Dans la foulée de Stranger Things en 2017, le couple Jantje Friese et Baran Bo Odar, offre avec Dark une magnifique œuvre d’une richesse, d’une beauté et d’une virtuosité déconcertante. Après une seconde saison plus tortueuse, cryptique et dense, le troisième run était attendu non sans une once d’inquiétudes tant la frontière entre le chef d’œuvre et le nanar se jouait dans les 8 derniers épisodes.
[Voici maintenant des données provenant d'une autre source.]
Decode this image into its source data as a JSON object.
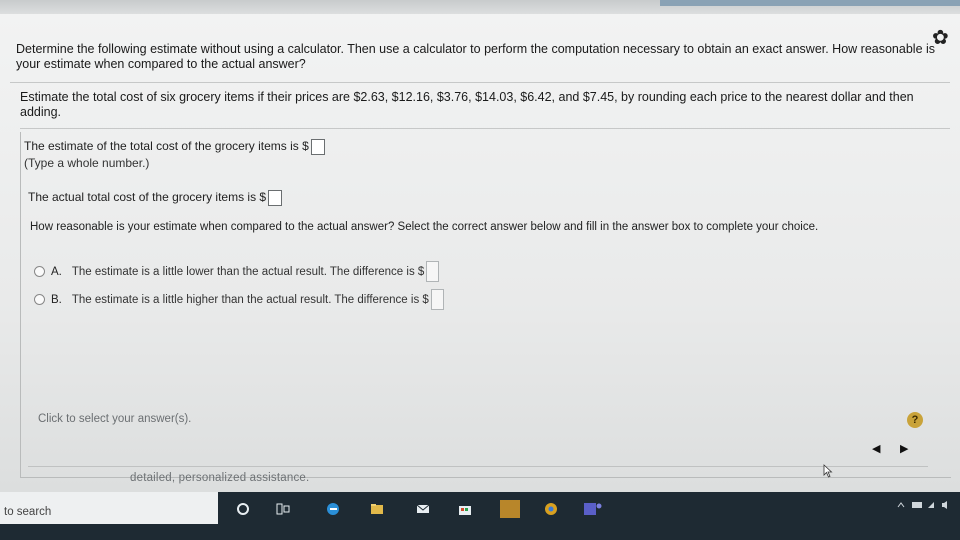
{
  "question": {
    "line1": "Determine the following estimate without using a calculator. Then use a calculator to perform the computation necessary to obtain an exact answer. How reasonable is",
    "line2": "your estimate when compared to the actual answer?"
  },
  "estimate": {
    "line1": "Estimate the total cost of six grocery items if their prices are $2.63, $12.16, $3.76, $14.03, $6.42, and $7.45, by rounding each price to the nearest dollar and then",
    "line2": "adding."
  },
  "rows": {
    "estimate_label": "The estimate of the total cost of the grocery items is $",
    "estimate_hint": "(Type a whole number.)",
    "actual_label": "The actual total cost of the grocery items is $",
    "reasonable_prompt": "How reasonable is your estimate when compared to the actual answer? Select the correct answer below and fill in the answer box to complete your choice."
  },
  "choices": [
    {
      "letter": "A.",
      "text": "The estimate is a little lower than the actual result. The difference is $"
    },
    {
      "letter": "B.",
      "text": "The estimate is a little higher than the actual result. The difference is $"
    }
  ],
  "footer": {
    "select_text": "Click to select your answer(s).",
    "help_label": "?",
    "prev_label": "◀",
    "next_label": "▶",
    "assist_text": "detailed, personalized assistance."
  },
  "taskbar": {
    "search_text": "to search"
  },
  "colors": {
    "taskbar": "#1e2a33",
    "help_badge": "#c9a33a"
  }
}
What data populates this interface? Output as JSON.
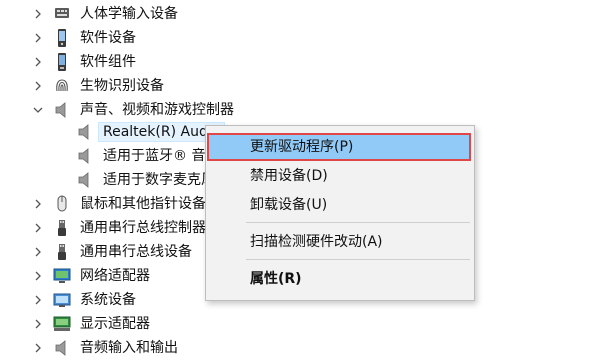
{
  "tree": {
    "items": [
      {
        "label": "人体学输入设备",
        "icon": "hid-icon",
        "expanded": false
      },
      {
        "label": "软件设备",
        "icon": "software-device-icon",
        "expanded": false
      },
      {
        "label": "软件组件",
        "icon": "software-component-icon",
        "expanded": false
      },
      {
        "label": "生物识别设备",
        "icon": "fingerprint-icon",
        "expanded": false
      },
      {
        "label": "声音、视频和游戏控制器",
        "icon": "speaker-icon",
        "expanded": true
      },
      {
        "label": "Realtek(R) Audio",
        "icon": "speaker-icon",
        "child": true,
        "selected": true
      },
      {
        "label": "适用于蓝牙® 音频的英特尔® 智音技术",
        "icon": "speaker-icon",
        "child": true
      },
      {
        "label": "适用于数字麦克风的英特尔® 智音技术",
        "icon": "speaker-icon",
        "child": true
      },
      {
        "label": "鼠标和其他指针设备",
        "icon": "mouse-icon",
        "expanded": false
      },
      {
        "label": "通用串行总线控制器",
        "icon": "usb-icon",
        "expanded": false
      },
      {
        "label": "通用串行总线设备",
        "icon": "usb-icon",
        "expanded": false
      },
      {
        "label": "网络适配器",
        "icon": "network-adapter-icon",
        "expanded": false
      },
      {
        "label": "系统设备",
        "icon": "system-device-icon",
        "expanded": false
      },
      {
        "label": "显示适配器",
        "icon": "display-adapter-icon",
        "expanded": false
      },
      {
        "label": "音频输入和输出",
        "icon": "audio-io-icon",
        "expanded": false
      }
    ]
  },
  "context_menu": {
    "update_driver": "更新驱动程序(P)",
    "disable_device": "禁用设备(D)",
    "uninstall_device": "卸载设备(U)",
    "scan_hardware": "扫描检测硬件改动(A)",
    "properties": "属性(R)"
  },
  "colors": {
    "menu_highlight": "#91c9f7",
    "highlight_border": "#e04848",
    "menu_background": "#f2f2f2"
  }
}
Comme annoncé dès le départ, les auteurs tiennent la promesse d’achever le récit en trois saisons. Et ils réalisent la prouesse d’aboutir à une résolution cohérente, presque naturelle. Ici, le format sériel est exploité à merveille car chaque minute permet l’exploration de tous les recoins et embranchements de cette intrigue labyrinthique. De même, tous les personnages – tous – évoluent, grandissent et atteignent une destination logique. Déjà, chapeau !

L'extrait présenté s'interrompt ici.